New methods for calculations of complex potential energy surfaces and spectroscopic characteristics of electronic resonances

Electronic resonances are non-stationary quantum states of atoms or molecules which can spontaneously decay by the emission of an electron. They are characterized by a finite lifetime that determines their chemical reactivity and spectroscopic signature. Resonances are embedded in the continuum of many-body unbound states, where standard computational methods of quantum chemistry are not applicable. Therefore, theoretical modeling of resonances is highly challenging even for the smallest molecules. There are not yet ab initio techniques that would allow to model resonance states with similar accuracy and control as it is now possible for stationary, bound states. Taking autoionization into account remains one of the biggest challenges in electronic structure calculations.

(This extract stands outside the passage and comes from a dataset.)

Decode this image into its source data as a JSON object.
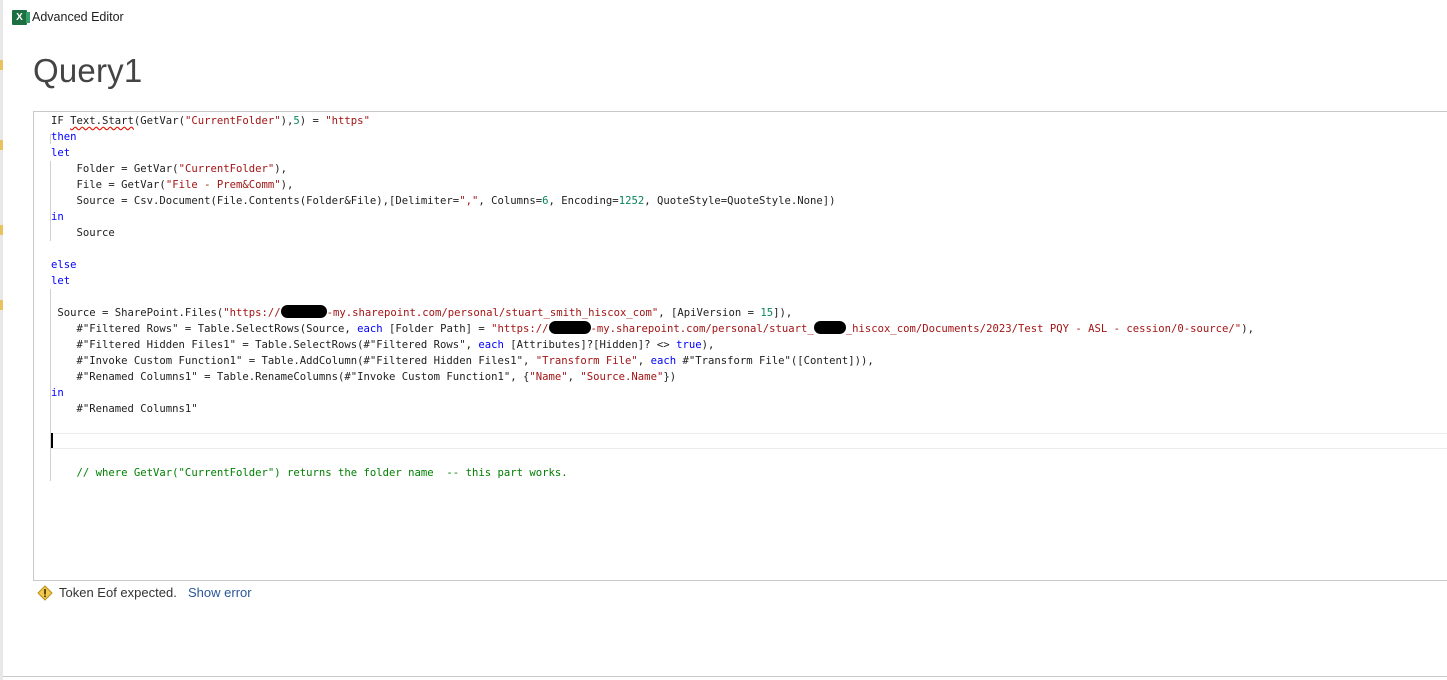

The main objective of this project is to develop a new theoretical methodology to study electronic resonances, with particular focus on efficient calculations of complex potential energy surfaces. The approach we propose is based on Fano-Feshbach formalism and equation-of-motion coupled-cluster (EOM-CC) method. EOM-CC states will be augmented with a genuine continuum orbital, computed with a grid-based discrete variable representation method (DVR) and single-center partial-wave expansion. To broaden the applicability of our approach, we will implement and test several techniques for correct identification of a resonant state within the proposed computational protocol. The developed methodology will be applied in the calculations of complex potential energy surfaces in order to investigate quantum dynamics of processes such as Penning ionization or photo-fragmentation triggered by XUV or X-ray photons. In parallel, we will implement a variant of Multichannel Schwinger Variational Method based on the EOM-CC vectors used to expand short-range many-body scattering wave function. This will be a pioneering application of the EOM-CC technique to the problem of electron-molecule scattering.